ニコライは驚いたように顔をあげて言った。

「ケイ様。許してくださるのですか?」

慧は頷いて言った。

「私は何をすると良いの?」

「私の誓願の後に、銀の龍になることを許すと言ってください。

 それで私とケイ様が繋がります。」

そう言いながら、ニコライは慧を立たせ、改めてその足元に跪いて言った。

「私は、ニコライ・リー・サーリュ。桜龍として、ケイ様に全身全霊をもって

 お仕えし、ケイ様を唯一の主と致します。

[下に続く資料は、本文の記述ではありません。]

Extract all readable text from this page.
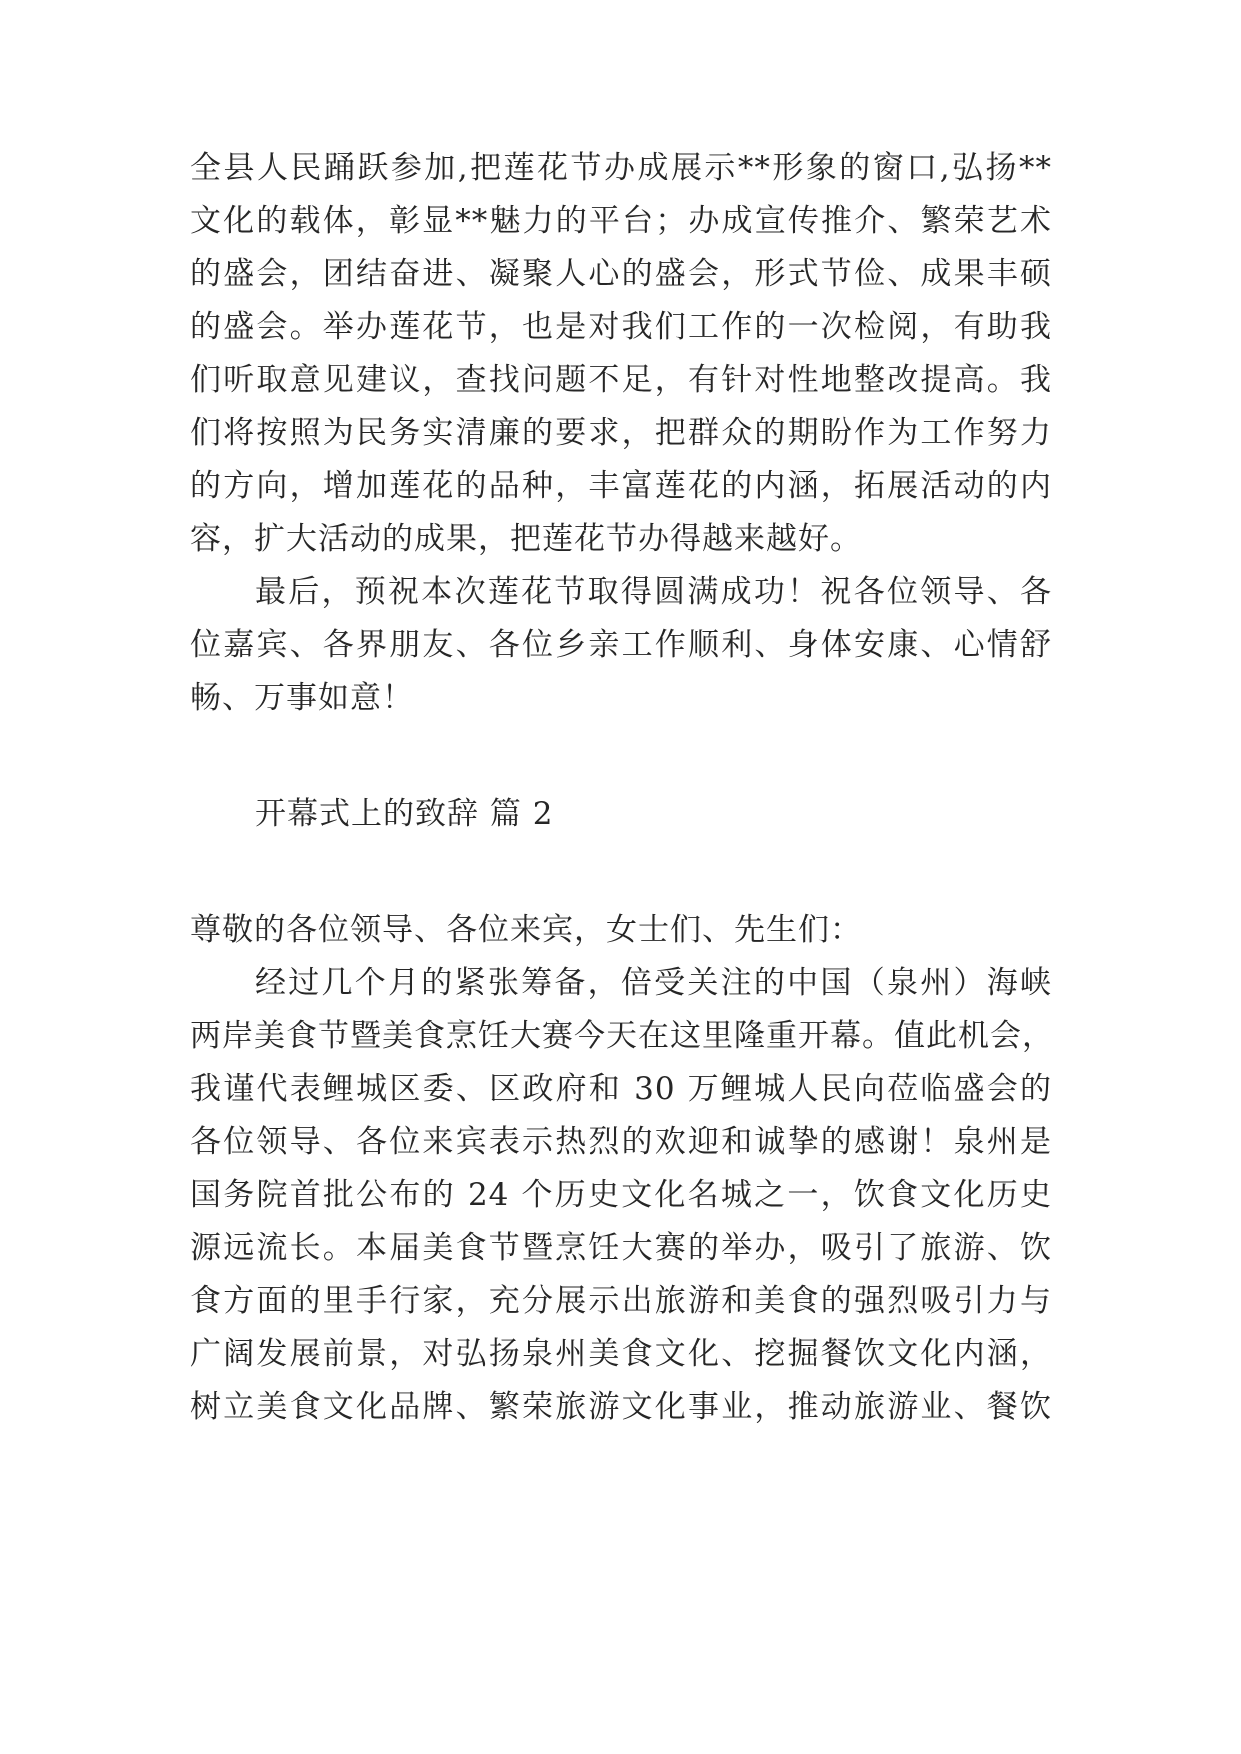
全县人民踊跃参加,把莲花节办成展示**形象的窗口,弘扬**
文化的载体，彰显**魅力的平台；办成宣传推介、繁荣艺术
的盛会，团结奋进、凝聚人心的盛会，形式节俭、成果丰硕
的盛会。举办莲花节，也是对我们工作的一次检阅，有助我
们听取意见建议，查找问题不足，有针对性地整改提高。我
们将按照为民务实清廉的要求，把群众的期盼作为工作努力
的方向，增加莲花的品种，丰富莲花的内涵，拓展活动的内
容，扩大活动的成果，把莲花节办得越来越好。
最后，预祝本次莲花节取得圆满成功！祝各位领导、各
位嘉宾、各界朋友、各位乡亲工作顺利、身体安康、心情舒
畅、万事如意！
开幕式上的致辞 篇 2
尊敬的各位领导、各位来宾，女士们、先生们：
经过几个月的紧张筹备，倍受关注的中国（泉州）海峡
两岸美食节暨美食烹饪大赛今天在这里隆重开幕。值此机会，
我谨代表鲤城区委、区政府和 30 万鲤城人民向莅临盛会的
各位领导、各位来宾表示热烈的欢迎和诚挚的感谢！泉州是
国务院首批公布的 24 个历史文化名城之一，饮食文化历史
源远流长。本届美食节暨烹饪大赛的举办，吸引了旅游、饮
食方面的里手行家，充分展示出旅游和美食的强烈吸引力与
广阔发展前景，对弘扬泉州美食文化、挖掘餐饮文化内涵，
树立美食文化品牌、繁荣旅游文化事业，推动旅游业、餐饮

これにて、私は桜龍としてではなく、

 ケイ様の銀の龍のサーリュとして仕え全てを捧げます。

 これにより私はナバラーンの理から抜け、私に取っての最高は龍王ではなく

 金の龍人である花嫁、ケイ様になることをどうかお許しください。」



慧は、不思議な感覚に包まれた。

体の中からあたたかいものが流れる気がして、言うべき言葉が口から自然と出る。

「許します。ニコライもナバラーンの地に愛されますように。

 伴に在ることを祝福致します。」




ニコライは、自分の足首からアンクレットをはずすと

「これを、ケイ様と私の絆として捧げます。」

と言いながら慧の足首につけると、金色の光りが慧の中から溢れ

ニコライを覆い、あたたかい力がニコライの体に流れ込んだ。